3. The ship is named after French explorer Marc Joseph Marion du Fresne (1724-1772), who explored the Pacific and Indian Oceans, discovering Marion Island, Prince Edward Island and the Crozets, before exploring Tasmania and New Zealand. For a biography of Marion du Fresne, see: http://www.dnzb.govt.nz/dnzb/default.asp?Find_Quick.asp?PersonEssay=1M13.

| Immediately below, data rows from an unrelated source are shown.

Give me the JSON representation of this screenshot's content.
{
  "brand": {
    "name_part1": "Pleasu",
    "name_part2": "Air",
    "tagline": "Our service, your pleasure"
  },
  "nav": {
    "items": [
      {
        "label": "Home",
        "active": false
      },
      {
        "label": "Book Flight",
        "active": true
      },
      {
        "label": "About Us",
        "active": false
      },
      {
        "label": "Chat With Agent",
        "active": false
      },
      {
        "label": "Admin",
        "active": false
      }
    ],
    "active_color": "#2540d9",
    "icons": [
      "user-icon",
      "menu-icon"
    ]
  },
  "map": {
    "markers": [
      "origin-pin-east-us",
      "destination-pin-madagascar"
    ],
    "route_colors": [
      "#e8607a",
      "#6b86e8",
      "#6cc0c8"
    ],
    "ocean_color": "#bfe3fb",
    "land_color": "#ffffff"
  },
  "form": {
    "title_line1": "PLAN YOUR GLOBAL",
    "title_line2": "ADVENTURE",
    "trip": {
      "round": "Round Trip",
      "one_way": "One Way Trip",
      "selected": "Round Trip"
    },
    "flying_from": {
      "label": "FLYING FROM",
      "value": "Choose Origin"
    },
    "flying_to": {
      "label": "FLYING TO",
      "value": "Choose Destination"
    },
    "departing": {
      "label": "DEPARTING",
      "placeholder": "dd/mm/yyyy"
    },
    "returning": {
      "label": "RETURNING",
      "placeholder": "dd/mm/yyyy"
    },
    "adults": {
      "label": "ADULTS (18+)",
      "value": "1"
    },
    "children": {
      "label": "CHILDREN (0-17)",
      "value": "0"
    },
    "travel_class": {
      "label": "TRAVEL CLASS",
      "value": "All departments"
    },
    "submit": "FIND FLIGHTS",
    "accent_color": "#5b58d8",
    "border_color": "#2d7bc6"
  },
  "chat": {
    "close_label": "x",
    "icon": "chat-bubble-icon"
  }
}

4. The giant corer Calypso can be fitted with a sampling tube up to 75 m in length. The tube is slowly lowered to the seafloor on four cables and is attached to a heavy lead weight and a counterweight. Once the counterweight hits the seafloor, the corer piston is triggered and the tube is released down through the sediment to take the sample. Once the sample is taken, it is slowly extracted. For details of the coring process, see: http://www.univ-brest.fr/IUEM/Universite_flottante/calypso.html

5. The sediment cores will be analysed in various laboratories around New Zealand and overseas to determine their age and to work out past climate histories. The magnetic properties of the sediments will be used to characterise environmental changes, based on known changes in the earth’s polarity. Analysis of the ratios of various oxygen and carbon isotopes in the shells of foraminifera will yield information on past sea temperatures, currents, and weather conditions; while the particular mix of foraminiferan species present will tell us about the ocean environment (including temperature and salinity), based on their particular habitat preferences. The grain size and type of minerals making up the sediments will provide clues about their origins; for instance, whether they were washed down from the Southern Alps during periods of erosion, which could indicate high rainfall or movements of glaciers.

6. The New Zealand consortium is led by NIWA, with partners from GNS Science, the Universities of Otago and Waikato (financial partners), Geomarine Research (Auckland) and the Universities of Victoria and Canterbury.